Now all I have is HDFS, which is really just a filesystem with basic unix security.  So directories ARE my metadata.  Hmmm.  I see a metastore in our future that will allow us to map a directory structure to more metadata.  DBA_TABLES anyones?
Space Quotas
Storage control, especially in multitenant environments will be a huge concern.  Just like organization, having data bucketed by directory is also what gives you control over quotas (note: create another post about the small-filesize quota snafu).
Partitioning
Finally, tools like Hive understand partition pruning during query execution. Each partition is simply a directory with a special naming convention that indicates the range of the table to which the contained data belongs.  Tools other than Hive can similar partition pruning by simply only including the directories that are known to contain data of interest.
Partitioning will also facilitate data removal.  Although the mantra of Hadoop is to store everything forever because there might be value later, there is the occasional contractual or legal requirement to do so.

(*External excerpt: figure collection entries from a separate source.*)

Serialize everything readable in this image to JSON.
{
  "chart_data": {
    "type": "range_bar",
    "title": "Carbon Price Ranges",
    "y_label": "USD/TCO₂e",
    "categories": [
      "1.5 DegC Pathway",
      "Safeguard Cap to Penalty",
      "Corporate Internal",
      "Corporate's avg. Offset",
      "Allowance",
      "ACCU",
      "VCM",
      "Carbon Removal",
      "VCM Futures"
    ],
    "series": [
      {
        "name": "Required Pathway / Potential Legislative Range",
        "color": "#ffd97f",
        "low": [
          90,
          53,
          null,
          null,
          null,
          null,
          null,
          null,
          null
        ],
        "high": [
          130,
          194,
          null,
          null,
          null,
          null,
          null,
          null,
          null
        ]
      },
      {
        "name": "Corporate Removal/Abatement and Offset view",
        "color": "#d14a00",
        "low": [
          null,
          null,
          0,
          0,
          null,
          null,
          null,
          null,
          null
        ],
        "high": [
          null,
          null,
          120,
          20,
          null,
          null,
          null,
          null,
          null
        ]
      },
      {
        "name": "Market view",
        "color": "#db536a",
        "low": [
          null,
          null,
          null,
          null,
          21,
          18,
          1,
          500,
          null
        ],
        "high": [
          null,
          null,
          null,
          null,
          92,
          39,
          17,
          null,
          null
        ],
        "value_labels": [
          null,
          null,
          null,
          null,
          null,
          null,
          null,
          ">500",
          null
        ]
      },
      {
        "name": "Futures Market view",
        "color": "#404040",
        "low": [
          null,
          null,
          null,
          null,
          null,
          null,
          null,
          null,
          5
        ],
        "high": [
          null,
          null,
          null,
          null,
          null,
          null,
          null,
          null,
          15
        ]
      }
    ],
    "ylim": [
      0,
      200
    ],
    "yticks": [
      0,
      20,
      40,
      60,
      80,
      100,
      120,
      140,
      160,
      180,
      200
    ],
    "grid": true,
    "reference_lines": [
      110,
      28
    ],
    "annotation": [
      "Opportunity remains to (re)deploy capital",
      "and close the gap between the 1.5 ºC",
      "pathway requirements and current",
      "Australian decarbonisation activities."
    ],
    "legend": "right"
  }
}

OK.  So what does this all wind up looking like?  Here is a straw dog (just for you Jeff B) :
/data : Contains raw data sets ingested from other systems. Read only to users.
/user/<username> : Home directories / scratch pads for users.
/Dbay : Contains ETL process queue directories
/tmp : Sticky-bit set scratch for tools and users (no guarantee on longevity).

/data and /DBay are the interesting ones.

/data/<dataset name>/<optional partitions>
Where <dataset name> is the equivalent of a table name in an RDBMS. Data sets may be partitioned by N columns, but that's optional and use case dependent.
Ex: Partitioned clickstream data by day.
/data/clickstream/date=20120101/{x.dat,y.dat,z.dat}
/data/clickstream/date=20120102/{x.dat,y.dat,z.dat}

/Dbay/<group>/<application>/<process>/{incoming,working,complete,failed}
Where <group> is the line of business / group (research, search quality, fraud analysis), <application> is the name of the application the process supports, and <process> is for applications that have multiple processing stages. Each process "queue" has four state directories:
incoming: newly arriving files drop off here. A process atomically renames them into a temp directory under working to indicate they're in progress (and so overlapping processes don't steal them).
working: Contains a timestamped directory for each attempt at processing the files. Files in these directories older than X require human intervention. Monitor for this.
complete: After a Dbay process finish processing a file in working, this is where it lands.
failed: If a Dbay process decides to permanently reject a file (and ask for a human to look at it), it moves it here. If the directory contains > 0 files, it requires human intervention.
This is a complex issue that often gets overlooked and creates a bit of angst for a recovering DBA who is used to a mature datastore . It's effectively the shared filesystem version of data modeling.